Concannon Scholarship Helps Future Aviators

Concannon Family Scholarship
Left: Chuck Concannon with his nieces and nephews at an air show in Philadelphia. Right: Chuck, Kelly (daughter), Steve (son-in-law), Susan (wife) and Charlie (son).

Charles “Chuck” C. Concannon (’83) earned his aeronautical engineering degree at Embry-Riddle and always aspired to get his pilot’s license.

Unfortunately, he passed away suddenly on May 1, 2021, at the age of 61.

Now, to honor Concannon’s dream, his family is creating The Charles C. Concannon Memorial Scholarship. The fund will help current aeronautical science students at Embry-Riddle’s Daytona Beach, Florida, Campus with flight training costs.  

“We are a very positive family, so my mother, brother and I wanted to do something to honor my dad and make him proud,” says Kelly Golembiewski, Concannon’s daughter. “We figured we’d combine his love of higher education and flying — it was my mom’s idea.”

Golembiewski and her husband Steve also named their daughter Riley Charles, who was born the day after Concannon passed away, in honor of him. 

Concannon loved aviation, she says. One of eight children and an identical twin, he worked two or three jobs to pay his way to attend Embry-Riddle, she says. When she was a child growing up in Pennsylvania, she says her dad would tell her and her brother stories about going to school near the beach in Florida, and he even took them up in a biplane that one of his pilot friends owned.  
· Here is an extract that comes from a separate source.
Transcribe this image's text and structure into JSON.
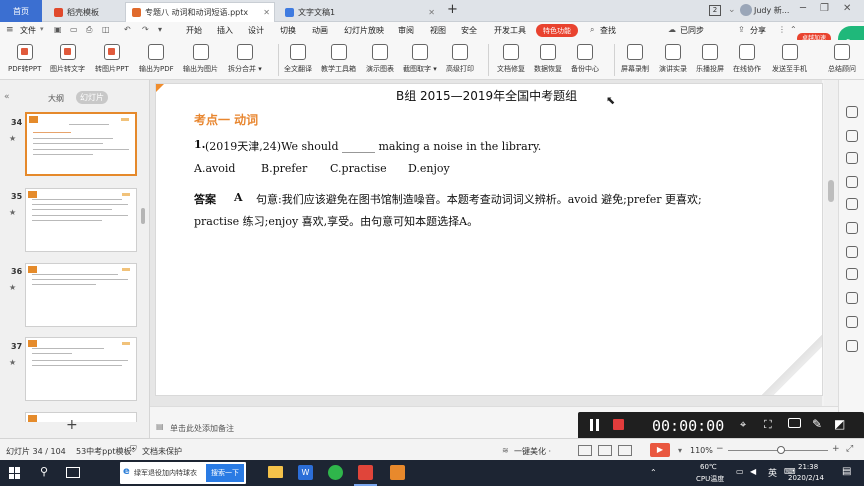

“He loved Embry-Riddle,” Golembiewski says. “He was the only one in his family to leave the Philadelphia area for college.”

Concannon had a 38-year career in aviation, including working at Baltimore/Washington International Thurgood Marshall Airport, Bradley International Airport in Connecticut, and Boeing for 32 years. Most recently, he was an engineering project manager for Boeing.

Golembiewski says the scholarship is a fitting way to keep her father’s legacy alive. 

“Embry-Riddle was where he got his career started. He was very passionate about aeronautics and higher education.  We know he would be thrilled that we are making a positive impact in the life of a student that shared the same goals as he did,” she says.